Southern Legitimacy Statement: I’ve lived in Louisiana for a handful of years, and I’m now working on a PhD in English at LSU. In my time here, I’ve tried many different gas stations’ boudin (they always have the BEST boudin. My favorite: Nonc Kev’s in Rayne); done too many shots during Mardi Gras in Lake Charles; learned how to peel crawfish the right way; and learned that going slow damn what other drivers think is the only way to survive the I-10 corridor. Biking is just as dangerous, though it makes for better exercise.
So What Happened Was, Or: The Ghost and the Bell
See, it didn’t start off as a coherent plan, or some sort of destination
that we both wanted to end up at. It was late, we were a little bit wasted,
and there’s only so many card games you can vodka-slog through
before things are too much. It’s really true. I’d gone fish enough,
and it was already like ten-thirty pm. What we needed was less
conversation, more tacos. Whoever left first, they kept bringing
up the ghost everyone talked of, living (dying? whatever) in the
room down the hall. Like the whole dorm knew about it, this person,
this b-baller, had died while dribbling, and you could still catch wind
of the thump thumpa thump if you were out late enough, then.
So maybe it was Rachel who got out first and tried to be creepy
about it—we gotta make it before we hear the ball, gotta be sneaky.

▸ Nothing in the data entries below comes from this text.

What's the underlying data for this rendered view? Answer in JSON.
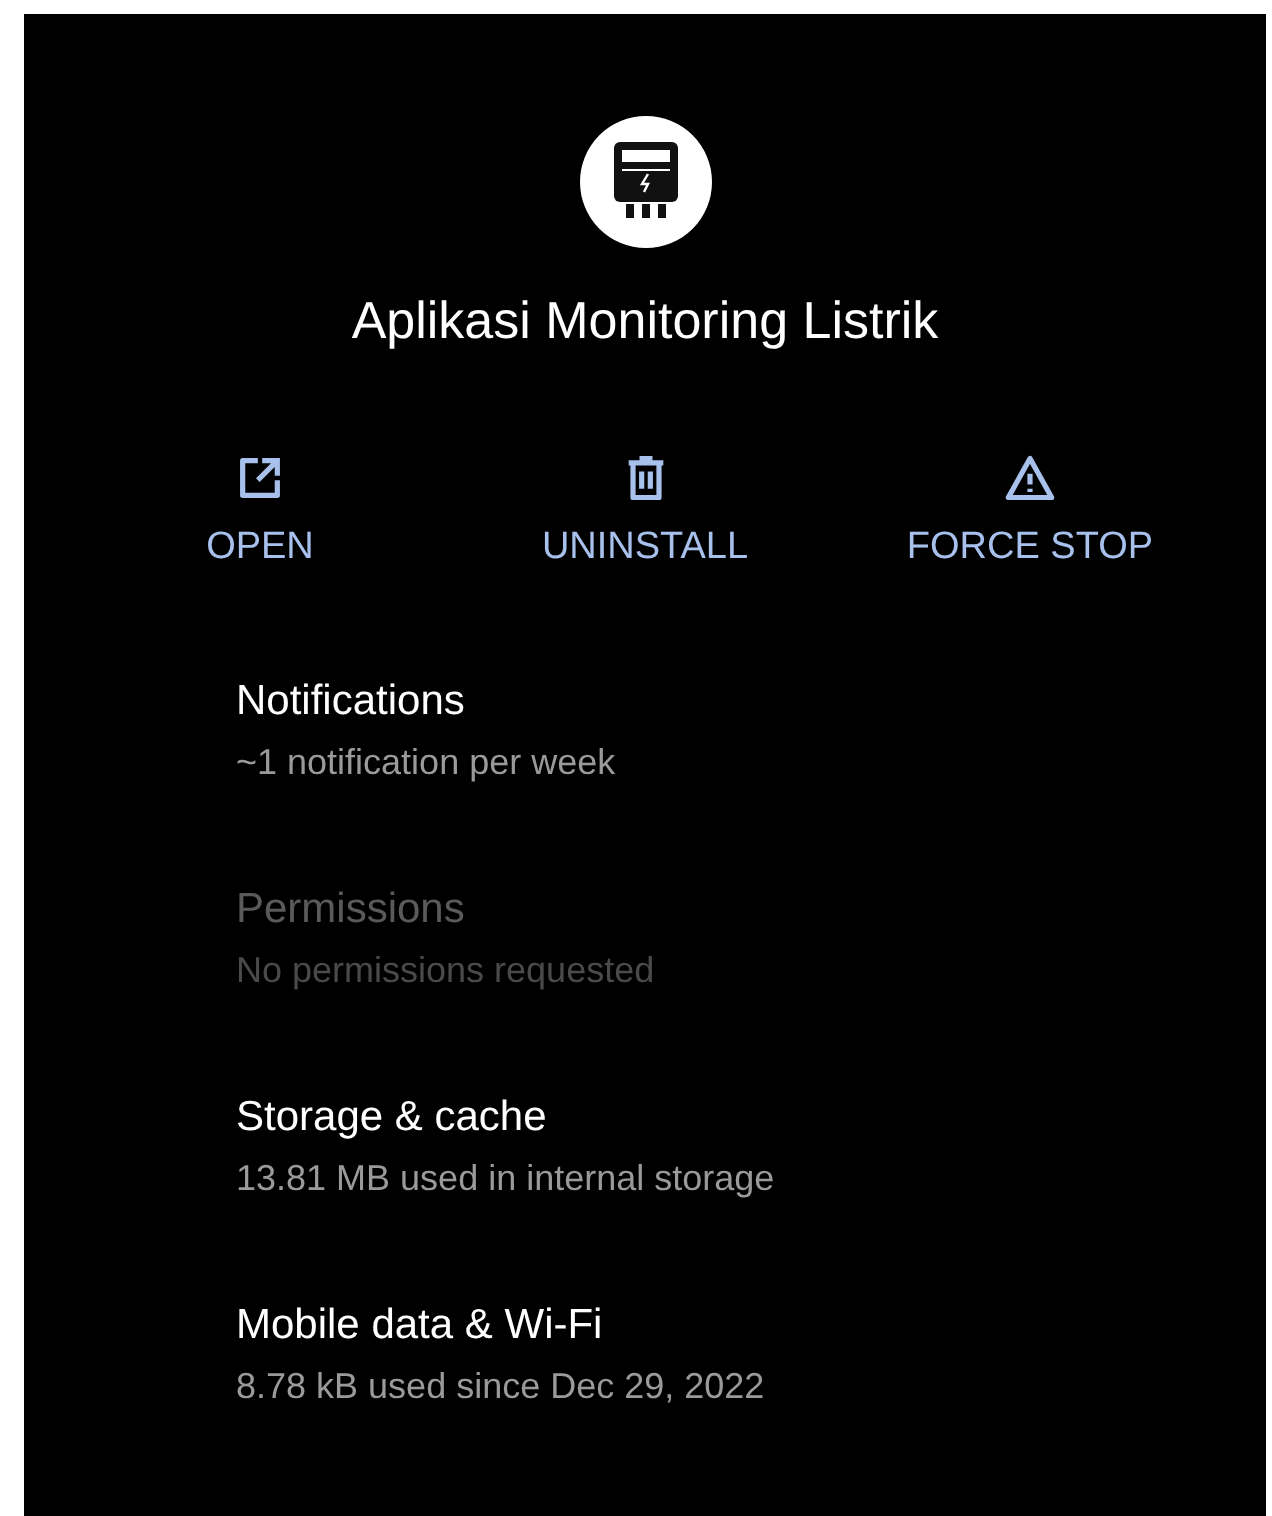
{
  "app": {
    "name": "Aplikasi Monitoring Listrik"
  },
  "actions": [
    {
      "kind": "open",
      "label": "OPEN"
    },
    {
      "kind": "delete",
      "label": "UNINSTALL"
    },
    {
      "kind": "warning",
      "label": "FORCE STOP"
    }
  ],
  "settings": [
    {
      "title": "Notifications",
      "summary": "~1 notification per week",
      "disabled": false
    },
    {
      "title": "Permissions",
      "summary": "No permissions requested",
      "disabled": true
    },
    {
      "title": "Storage & cache",
      "summary": "13.81 MB used in internal storage",
      "disabled": false
    },
    {
      "title": "Mobile data & Wi-Fi",
      "summary": "8.78 kB used since Dec 29, 2022",
      "disabled": false
    }
  ]
}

We kept
bumping the wall, freaking ourselves out, thinking we’d as soon find hell
before finding the car, but we got there, and somebody (maybe it was
Jason) got us to Taco Bell. I’d never had a Crunchwrap, which
I bring up because I proudly didn’t get one then either, just as well—
just chalupas like usual, but chicken this time because I was feeling
sort of adventurous. We took the interstate back, paper wraps flapped
all over the floor, soft tacos and sauce like Basquiats, and we all felt
lucky it was Jason’s car, not ours. We munched cinnamon twists
and sipped Baja Blast, watching the lines of the night road streak past.
Then somehow, we all were back in the dorm, crawling back
down the hall, all our ears perked for the sound of the ball.